From the moment he is met at the airport by one of the Expo hostesses, Anneke in her smart uniform, his mind begins to change. By the time he’s seen the Atomium, the gleaming construction representing the crystal structure of iron, at the Park’s entrance, let alone the Britannia Pub itself, which has been designed to emulate a yacht club rather than an olde worlde pub, he is won over.
The British pavilion will also highlight the country’s eminence in nuclear physics with a replica exhibit of the ZETA machine, which, it is hoped, will provide all of Britain’s future energy needs by harnessing nuclear fusion. Due to the sensitive nature of this, the spooks pay Thomas a visit to get him to keep his eyes and ears open for them too.
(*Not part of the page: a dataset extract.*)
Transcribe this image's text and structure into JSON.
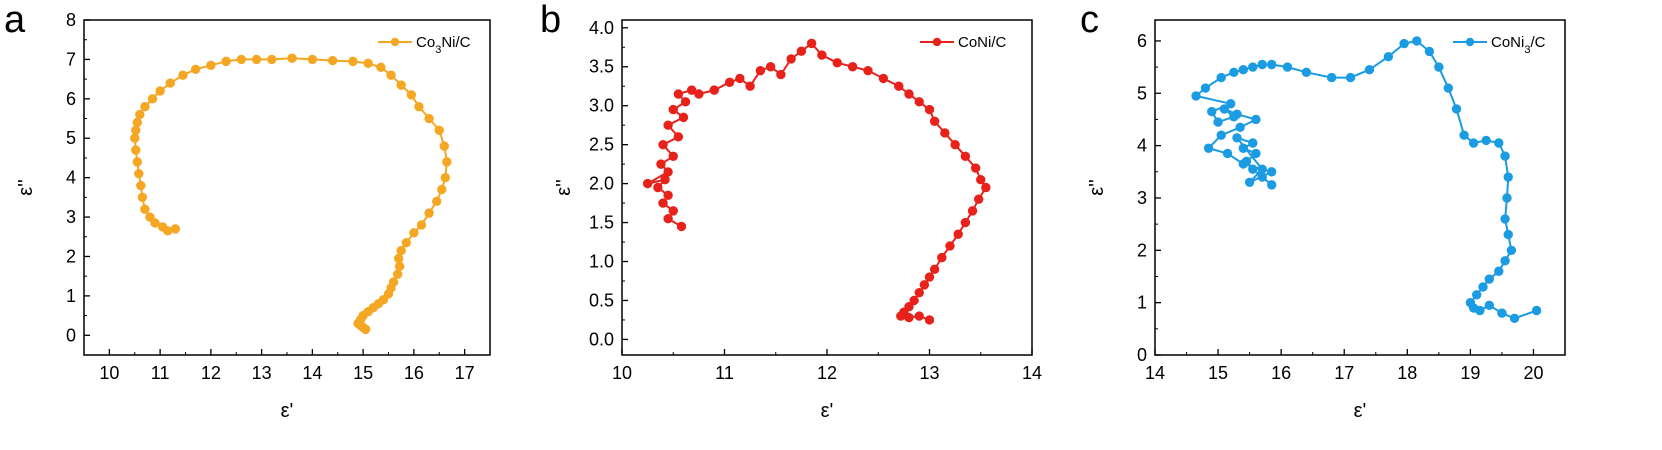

Thomas finds himself torn between duty at home, and excitement in Belgium, and it’ll take the rest of the novel to all these things out. The nearest parallel I can draw to this novel is Paul Torday’s Salmon Fishing in the Yemen, which also has an innocent abroad, needing that new experience to ultimately show the truth in his relationships back home. Expo 58 provides a wonderful backdrop to Thomas’s self-exploration.
The research that Coe has done made it seem totally real – for Expo ’58 really happened, the Atomium exists, as did the ZETA machine… and the Britannia Pub (left). I would have loved to have shown you the Atomium – which inspired Coe to write this novel, but they’re rather strict about copyright of its image. It is a magnificent structure though, now fully restored.
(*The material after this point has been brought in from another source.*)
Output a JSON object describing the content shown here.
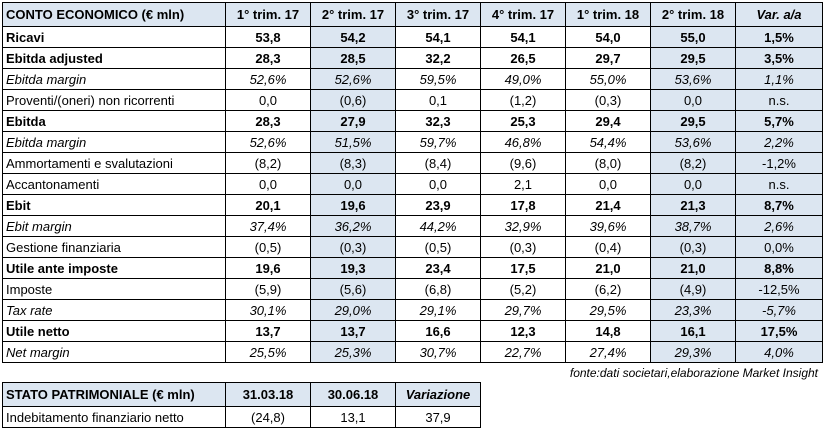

Although the Cold War was well under way, like the Festival of Britain before it, Expo 58 seems suffused with a spirit of optimism – although not everything turns out well. In Coe’s novel it is fun to see all the different nationalities getting along so well together in the name of international friendship, masking all the information-gathering about each other and spying going on in the background – that also felt very true.
Thomas is such a gentleman. Stifled in his marriage at home, you hope that he will manage to let go a bit. Will he, won’t he be tempted by the sweet Anneke, who is a total opposite to his wife? This is one of the central more serious themes of the novel, and you can’t help but feel for him. Thomas and Anneke are surrounded by more comic characters, from two MI6 chaps straight out of Tintin, to the larger than life Russian Chersky, and not forgetting the drunken bar manager Rossiter, who used to have a pub in Abingdon (where I live, though Rossiter’s pub is fictional).
The supporting characters may be stereotyped, but at its heart this is a comic novel and the set pieces with them are great fun. This book was a blast to read, perfect in its evocation of the age and sense of place, humorous through and through yet able to bring you back down to earth when needed. I loved it and it’s an ideal summer read.
Annabel is one of the Shiny Editors.
Jonathan Coe, Expo 58 (Viking, 2013), Penguin paperback June 2014, 288pp.